Falar em assunto bem desenvolvido, o livro é basicamente feito disso. Nos primeiros capítulos, torci um pouquinho o nariz para os diálogos (longos e com algumas opiniões batidas) dos Pixies sobre política. A comissão chapeleira, porém, desenvolve-os muito bem, falando de totalitarismo e rebeldia, lembrando bastante obras sobre a ditadura militar.

Os personagens, como é de se esperar, crescem – não só em termos de maturidade, mas também no coração do leitor. Nesse primeiro aspecto, está Viny, que desce de seu pequeno pedestal e se torna menos arrogante – apesar de adorar a ele e suas ideias desde o primeiro livro, o líder dos Pixies ganha um merecido banho de humildade. No segundo, Capí – eu não havia gostado muito de sua postura de salvador da galáxia antes, mas com alguns erros e demonstrações de fraqueza, ele se tornou o meu personagem preferido na série. Eu já queria estudar na Korkovado após ler o primeiro livro, e com este, tudo que eu quero é ser uma Pixie.

Que, aliás, não são os únicos personagens desenvolvidos nesse livro: ao longo das mais de seiscentas páginas, vários dos personagens secundários que ficaram um pouco apagados no primeiro livro crescem imensamente. Renata Ventura não introduz nenhum detalhe sem razão, e nada está ali para “encher linguiça”, com uma minúcia digna de George Martin.

Já quanto a Hugo, bom... O polêmico protagonista está mudando – mas a passos bem curtos. Eu consegui justificar para mim mesma quase todos os seus atos no primeiro livro, mas neste segundo... Tudo que digo é que senti bastante raiva do “adendo”. Mesmo com todo o suporte dos Pixies e com sua mãe segura e feliz na Vila Ipanema, ele continua cometendo os mesmos erros, sendo arrogante e sedento por poder. O anti-herói do Dona Marta, porém, é uma das coisas que faz a série A arma escarlate fantástica: aqui não temos lugar para personagens planos como na maior parte dos livros do gênero.
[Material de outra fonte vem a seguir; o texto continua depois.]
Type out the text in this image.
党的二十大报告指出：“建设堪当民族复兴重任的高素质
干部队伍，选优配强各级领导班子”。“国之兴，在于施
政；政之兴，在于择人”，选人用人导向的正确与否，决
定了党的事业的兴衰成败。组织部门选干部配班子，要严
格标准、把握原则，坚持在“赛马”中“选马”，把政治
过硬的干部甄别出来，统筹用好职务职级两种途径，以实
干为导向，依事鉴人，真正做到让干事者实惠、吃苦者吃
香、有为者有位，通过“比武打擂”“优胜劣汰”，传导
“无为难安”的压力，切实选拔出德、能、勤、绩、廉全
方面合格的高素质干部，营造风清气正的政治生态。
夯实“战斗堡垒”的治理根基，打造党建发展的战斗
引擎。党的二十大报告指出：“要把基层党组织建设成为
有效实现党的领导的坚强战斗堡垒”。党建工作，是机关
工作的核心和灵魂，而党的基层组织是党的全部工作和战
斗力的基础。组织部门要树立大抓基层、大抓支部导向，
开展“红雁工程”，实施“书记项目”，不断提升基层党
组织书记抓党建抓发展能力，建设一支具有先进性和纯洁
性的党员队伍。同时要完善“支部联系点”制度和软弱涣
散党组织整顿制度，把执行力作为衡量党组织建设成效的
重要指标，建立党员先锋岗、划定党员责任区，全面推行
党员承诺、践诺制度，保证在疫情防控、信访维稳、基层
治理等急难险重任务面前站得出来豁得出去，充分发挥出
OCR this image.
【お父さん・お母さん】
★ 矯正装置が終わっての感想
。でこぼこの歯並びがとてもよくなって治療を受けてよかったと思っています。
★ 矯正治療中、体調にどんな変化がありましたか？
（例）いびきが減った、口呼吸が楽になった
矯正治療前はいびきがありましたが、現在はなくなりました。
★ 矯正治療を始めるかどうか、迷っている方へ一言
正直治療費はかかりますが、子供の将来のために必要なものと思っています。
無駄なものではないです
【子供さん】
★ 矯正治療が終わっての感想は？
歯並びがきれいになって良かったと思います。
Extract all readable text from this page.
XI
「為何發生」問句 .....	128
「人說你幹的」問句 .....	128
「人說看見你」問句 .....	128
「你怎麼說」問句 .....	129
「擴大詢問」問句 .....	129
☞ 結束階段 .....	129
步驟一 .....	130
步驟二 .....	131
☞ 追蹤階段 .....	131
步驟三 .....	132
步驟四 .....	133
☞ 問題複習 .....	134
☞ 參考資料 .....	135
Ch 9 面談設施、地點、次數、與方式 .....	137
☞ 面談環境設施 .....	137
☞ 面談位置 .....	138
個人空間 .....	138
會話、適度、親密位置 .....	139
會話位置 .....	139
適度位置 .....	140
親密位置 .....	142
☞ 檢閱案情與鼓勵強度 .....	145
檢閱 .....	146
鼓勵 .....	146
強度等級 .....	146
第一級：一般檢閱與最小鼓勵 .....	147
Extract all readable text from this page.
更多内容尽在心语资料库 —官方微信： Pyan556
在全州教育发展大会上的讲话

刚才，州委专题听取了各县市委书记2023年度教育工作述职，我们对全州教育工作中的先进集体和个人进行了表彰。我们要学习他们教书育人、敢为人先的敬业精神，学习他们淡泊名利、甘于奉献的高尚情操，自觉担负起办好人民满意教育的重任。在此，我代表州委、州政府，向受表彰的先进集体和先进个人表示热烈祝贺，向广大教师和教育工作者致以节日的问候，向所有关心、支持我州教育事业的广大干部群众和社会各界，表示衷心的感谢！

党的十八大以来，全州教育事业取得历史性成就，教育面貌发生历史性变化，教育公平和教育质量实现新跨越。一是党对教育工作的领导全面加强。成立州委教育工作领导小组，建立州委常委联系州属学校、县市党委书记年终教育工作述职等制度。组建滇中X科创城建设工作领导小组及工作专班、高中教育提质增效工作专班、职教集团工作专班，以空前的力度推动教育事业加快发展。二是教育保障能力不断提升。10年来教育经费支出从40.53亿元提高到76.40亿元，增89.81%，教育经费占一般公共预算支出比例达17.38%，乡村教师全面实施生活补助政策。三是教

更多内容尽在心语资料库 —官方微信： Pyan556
Todos tem defeitos, e por maiores que sejam, não nos impedem de chorar e torcer.

Enfim, falar de um livro do qual gostei tanto é bastante difícil, mas posso dizer comecei 2015 com o pé direito e bastante “sorte literária”. Resta agora a espera (que me parecerá longa mesmo se durar pouco) pela continuação dessa magnífica aventura.